Ich glaube, diese Feststellung kennt jeder aus eigener Erfahrung: »Die Welt ist so klein!« Kopfschüttelnd sagen wir diesen Satz, wenn wir Geschichten hören oder Menschen kennenlernen, die über verschlungene Wege mit uns verbunden sind, ohne dass wir es geahnt haben. Kann es sein, dass sich solche Momente in letzter Zeit häufen oder kommt es mir nur so vor? Mir scheint jedenfalls, dass ich sie immer öfter erlebe. Zufall? Oder gibt es einen Zusammenhang mit dem Älterwerden? Ich weiß es nicht.
Von einer solchen Geschichte, bei der Fäden zusammenlaufen, die vor vielen Jahren gesponnen worden sind, möchte ich hier berichten.
Es kam so:
Eins der ersten Porträts, die ich für das eigenleben-Magazin geschrieben habe, ist das über die »Seelenpflegerin« Pascale Lorenc‹ . Pascale ist eine liebe Freundin, und hin und wieder erzählt sie mir, mit welchen schwierigen, aber auch schönen Seiten sie in ihrem Beruf als Gesellschafterin für ältere Menschen zu tun hat.
Im letzten Herbst hat mir Pascale von einem Anruf berichtet, den sie soeben aus Berlin erhalten hatte. Die Anruferin, erzählte sie mir, hat im Internet nach einer Gesellschafterin für ihre betagte, in München allein lebende Mutter gesucht. Dabei ist sie auf meinen Artikel über Pascale gestoßen und hat sofort das Gefühl gehabt, das könnte genau das sein, was sie sich vorstellte.
Außerdem habe ihre Mutter sich schon öfters dahingehend geäußert, dass sie gern ihre Lebenserinnerungen aufschreiben würde. Vielleicht in Zusammenarbeit mit jemandem, der das Schreiben für sie übernehmen könnte. Mein Name als Autorin des Artikels fiel und die Dame in Berlin meinte, ja, das könnte passen.
Der rebellische Sohn wird nach Übersee geschickt
Ich hab mich sehr gefreut, dass mein Beitrag im Magazin Pascale möglicherweise zu einer neuen Klientin verhalf. Und die Aussicht, die Memoiren der alten Dame zu betreuen, fand ich natürlich spannend.
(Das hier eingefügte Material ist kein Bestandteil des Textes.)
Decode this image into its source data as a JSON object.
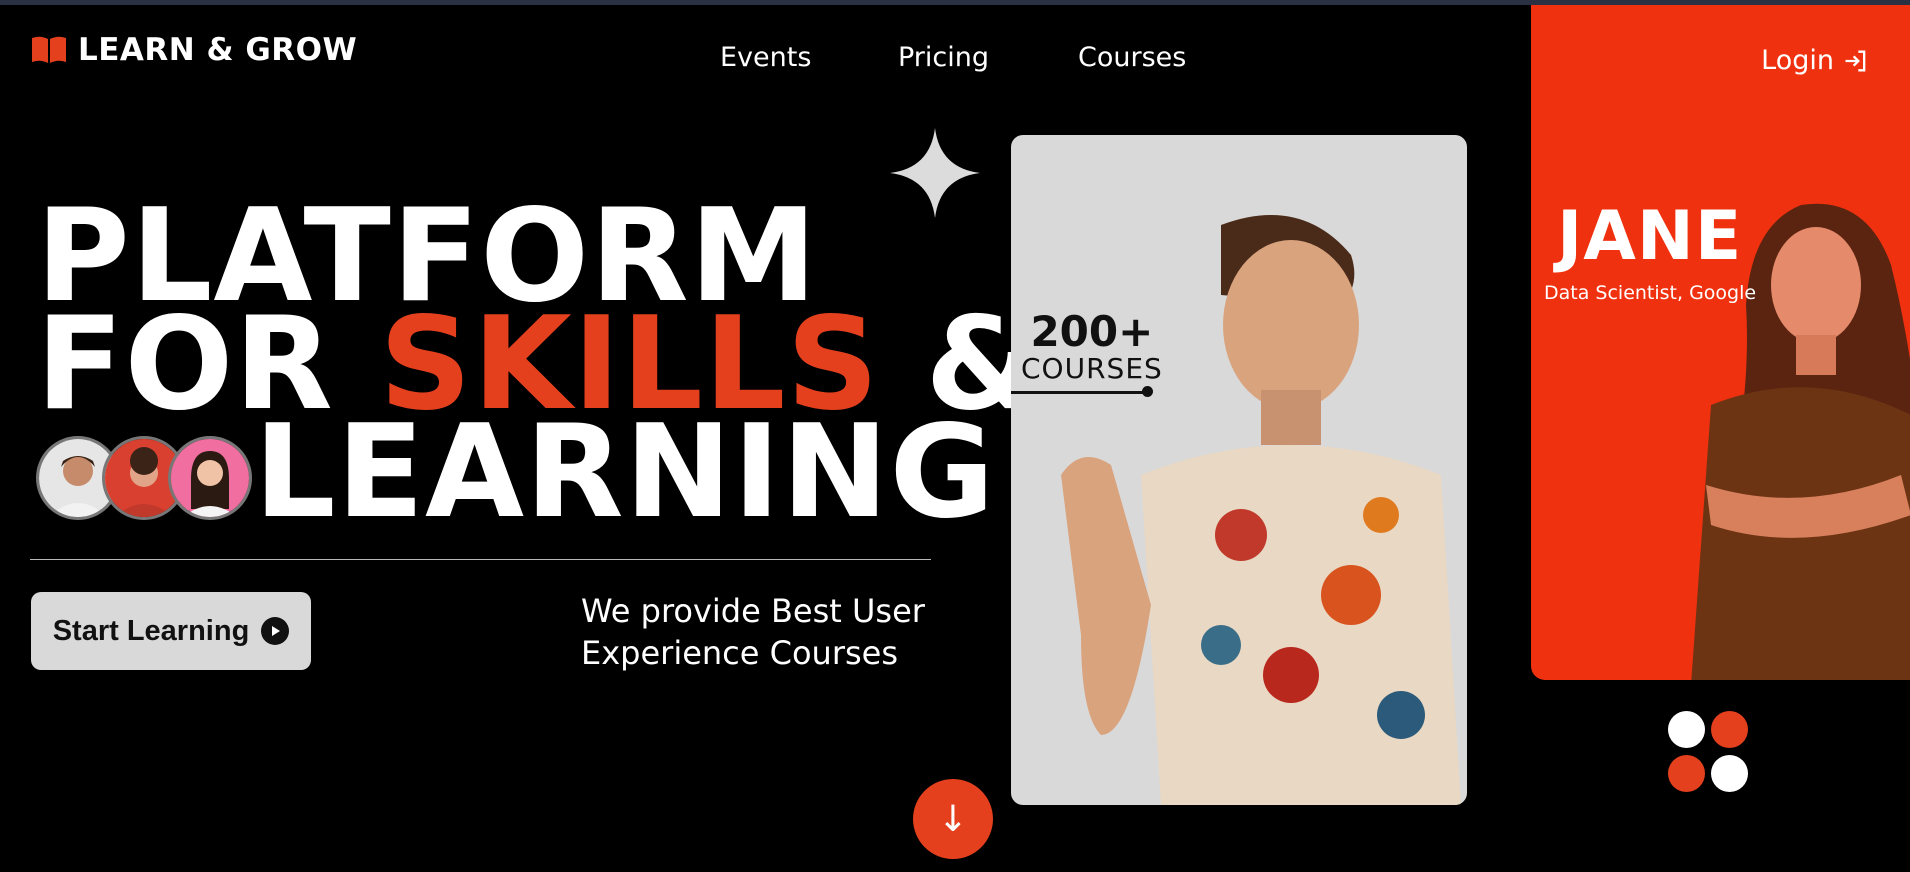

Ich fragte Pascale nach dem Namen der alten Dame, und als ich ihn hörte, dachte ich, das kann doch nicht wahr sein, was für ein interessanter Zufall! Handelt es sich doch tatsächlich um die Witwe eines Autors und Übersetzers, den ich schon als junges Mädchen sehr geschätzt habe. Vor allem seine Übersetzungen großer lateinamerikanischer Schriftsteller haben mich damals bei der Wahl meines Studienfachs indirekt beeinflusst.
Ich war elektrisiert. Im Internet fand ich wenig über die Ehefrau des berühmten Mannes, entdeckte aber, dass er selbst einen autobiographischen Roman geschrieben hat. Vielleicht erfuhr ich daraus mehr über sie und konnte mich so ein bisschen auf ein erstes Gespräch mit ihr vorbereiten.
Ich besorgte mir also das Buch und begann zu lesen. Die wichtigsten Protagonisten tragen in dem Roman geänderte Namen, die aber, wenn man die Klarnamen kennt, leicht zuzuordnen sind.
Zu Beginn des 600-Seiten-Werks betrachtet der Großvater des Autors ein altes Foto, auf dem seine Eltern und Geschwister abgebildet sind. Wir erfahren seine Gedanken und Erinnerungen zu den einzelnen Personen auf dem Bild, vor allem aber zu seinem jüngeren Bruder Oscar, den er als »romantischen Rebell« bezeichnet, weil er aus der Tradition der Fabrikantenfamilie ausbrechen wollte. Um diesem unbotmäßigen Oscar die Flausen auszutreiben, schickten seine Eltern ihn nach Argentinien. Er sollte sich dort in der Einsamkeit der Pampa die Hörner abstoßen.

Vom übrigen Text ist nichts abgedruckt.